Red Setters Return to the River
Growing up as a youngster near a river is spending many magical moments by enjoying times without time. Always at my side was my first red setter Rex who my elder brother and I bought when I was four years old. Even then I would follow my dog with a camera.
After nearly drowning and an illness of Weil following, books on America and its Indian tribes like Apaches filled time. Luckily I survived and was inspired by the world of words.
When Rex died, I needed to pay for my second red setter so I became a newspaper boy. While delivering dailies early in the morning one lucky day and reading them all, I thought why not write in those dailies and breed my own Irish setters?
Journalism was like an adventure book for real in those early days. But it became a big screen near my finish. I seemed jailed by screens as an editor. My last article was about this river, the IJssel in the east of the Netherlands, regenerating after forty years of pollution. Beavers now thrive not far from the statue for the last ones killed mid nineteenth century.
What has this to do with Southerners? Well, Southerners like Irish Setter breeder Pat Carter of Kentucky and hunting guide John White of Tennessee own dogs related to mine, and they like pictures of red setters along this river. So Our Southern Living requested a few photographs.

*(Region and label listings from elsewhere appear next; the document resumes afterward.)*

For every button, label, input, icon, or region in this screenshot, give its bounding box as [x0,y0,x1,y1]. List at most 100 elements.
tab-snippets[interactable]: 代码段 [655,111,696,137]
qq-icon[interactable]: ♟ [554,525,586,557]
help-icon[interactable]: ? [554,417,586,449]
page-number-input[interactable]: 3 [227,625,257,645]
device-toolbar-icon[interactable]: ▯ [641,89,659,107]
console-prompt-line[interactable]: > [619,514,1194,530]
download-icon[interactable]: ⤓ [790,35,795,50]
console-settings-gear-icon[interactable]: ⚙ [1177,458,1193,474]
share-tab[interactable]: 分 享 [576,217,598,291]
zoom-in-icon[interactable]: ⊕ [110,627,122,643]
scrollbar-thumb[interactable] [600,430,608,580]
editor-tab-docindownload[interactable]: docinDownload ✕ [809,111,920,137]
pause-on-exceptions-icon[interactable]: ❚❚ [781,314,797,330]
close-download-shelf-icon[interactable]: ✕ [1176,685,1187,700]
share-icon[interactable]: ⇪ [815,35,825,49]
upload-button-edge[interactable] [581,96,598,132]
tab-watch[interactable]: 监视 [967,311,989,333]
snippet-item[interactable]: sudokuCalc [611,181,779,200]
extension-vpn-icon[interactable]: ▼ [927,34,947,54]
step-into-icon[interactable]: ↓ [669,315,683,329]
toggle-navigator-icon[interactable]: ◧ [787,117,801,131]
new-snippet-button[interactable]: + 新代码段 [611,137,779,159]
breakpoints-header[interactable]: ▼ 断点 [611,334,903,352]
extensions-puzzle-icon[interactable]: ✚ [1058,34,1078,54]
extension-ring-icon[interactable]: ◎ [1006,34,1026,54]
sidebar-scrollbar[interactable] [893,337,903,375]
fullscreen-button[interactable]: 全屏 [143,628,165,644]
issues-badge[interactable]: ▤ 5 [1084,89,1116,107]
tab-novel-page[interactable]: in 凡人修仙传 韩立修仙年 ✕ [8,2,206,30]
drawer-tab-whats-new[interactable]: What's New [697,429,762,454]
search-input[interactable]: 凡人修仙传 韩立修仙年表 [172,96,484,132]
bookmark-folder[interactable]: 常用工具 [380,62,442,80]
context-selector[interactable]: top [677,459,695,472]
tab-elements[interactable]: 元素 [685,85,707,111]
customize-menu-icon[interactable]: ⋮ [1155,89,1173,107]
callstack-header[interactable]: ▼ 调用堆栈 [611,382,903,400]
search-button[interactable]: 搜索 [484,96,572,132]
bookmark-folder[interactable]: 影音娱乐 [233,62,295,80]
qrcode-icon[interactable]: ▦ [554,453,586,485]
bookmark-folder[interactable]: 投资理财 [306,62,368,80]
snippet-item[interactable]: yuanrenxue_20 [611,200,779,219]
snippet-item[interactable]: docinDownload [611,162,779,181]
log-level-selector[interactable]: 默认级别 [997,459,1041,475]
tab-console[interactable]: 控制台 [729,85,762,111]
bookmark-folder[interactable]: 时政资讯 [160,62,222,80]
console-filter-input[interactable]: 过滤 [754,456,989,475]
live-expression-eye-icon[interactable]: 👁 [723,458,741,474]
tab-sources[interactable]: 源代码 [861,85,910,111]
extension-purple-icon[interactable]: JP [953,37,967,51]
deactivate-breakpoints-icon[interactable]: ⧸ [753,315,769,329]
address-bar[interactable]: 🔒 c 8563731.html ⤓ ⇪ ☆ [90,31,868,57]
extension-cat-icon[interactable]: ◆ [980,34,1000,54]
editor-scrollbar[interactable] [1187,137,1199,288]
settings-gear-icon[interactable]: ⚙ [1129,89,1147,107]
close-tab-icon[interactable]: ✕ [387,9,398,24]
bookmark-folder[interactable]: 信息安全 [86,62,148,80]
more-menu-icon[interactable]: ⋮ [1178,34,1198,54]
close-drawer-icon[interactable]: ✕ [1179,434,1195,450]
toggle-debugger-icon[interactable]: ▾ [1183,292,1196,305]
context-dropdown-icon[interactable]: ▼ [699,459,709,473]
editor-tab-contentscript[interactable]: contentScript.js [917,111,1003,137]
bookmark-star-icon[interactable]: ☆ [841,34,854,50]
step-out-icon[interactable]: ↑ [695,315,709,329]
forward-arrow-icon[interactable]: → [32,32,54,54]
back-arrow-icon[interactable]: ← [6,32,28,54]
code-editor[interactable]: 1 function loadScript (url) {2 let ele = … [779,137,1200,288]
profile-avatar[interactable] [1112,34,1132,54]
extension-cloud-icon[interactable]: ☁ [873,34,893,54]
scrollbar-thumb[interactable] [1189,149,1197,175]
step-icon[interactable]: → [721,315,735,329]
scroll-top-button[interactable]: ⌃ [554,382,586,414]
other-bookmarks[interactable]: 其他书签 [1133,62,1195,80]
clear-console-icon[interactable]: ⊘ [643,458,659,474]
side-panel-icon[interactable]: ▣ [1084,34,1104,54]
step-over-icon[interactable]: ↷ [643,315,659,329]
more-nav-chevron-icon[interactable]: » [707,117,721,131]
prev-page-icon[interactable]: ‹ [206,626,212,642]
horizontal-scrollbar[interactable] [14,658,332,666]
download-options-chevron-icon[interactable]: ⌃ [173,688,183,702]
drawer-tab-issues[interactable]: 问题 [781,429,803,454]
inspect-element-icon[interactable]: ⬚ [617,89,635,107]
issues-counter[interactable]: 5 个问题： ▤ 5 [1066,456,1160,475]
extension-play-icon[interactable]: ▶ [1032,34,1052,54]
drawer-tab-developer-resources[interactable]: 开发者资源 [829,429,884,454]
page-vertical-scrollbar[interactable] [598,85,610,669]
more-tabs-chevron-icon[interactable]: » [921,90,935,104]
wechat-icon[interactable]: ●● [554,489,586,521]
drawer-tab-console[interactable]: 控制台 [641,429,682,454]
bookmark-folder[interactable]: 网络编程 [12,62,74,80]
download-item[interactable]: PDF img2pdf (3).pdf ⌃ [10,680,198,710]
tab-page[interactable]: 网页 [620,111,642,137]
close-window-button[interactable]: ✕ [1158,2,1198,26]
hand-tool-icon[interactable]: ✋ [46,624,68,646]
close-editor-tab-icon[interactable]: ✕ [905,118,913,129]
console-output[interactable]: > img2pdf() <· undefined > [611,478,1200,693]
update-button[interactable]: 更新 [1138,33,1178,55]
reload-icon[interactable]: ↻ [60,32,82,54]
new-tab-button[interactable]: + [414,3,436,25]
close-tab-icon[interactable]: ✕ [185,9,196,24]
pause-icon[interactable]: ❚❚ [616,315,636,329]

The river is where I enjoy my new won freedom so times without time with Giulla, Ceasar, Lady and Apache, related to Pat’s Conor and John’s Hawk. Apache from the USA retrieves half a century of Dutch history.
My return to the river with red setters was aimed as well at making pictures that could not be made in the times of Rex. This works like a time machine since I experience again the essentials generating many better parts of my life. I hope they will contribute to a survival of the original Irish setter.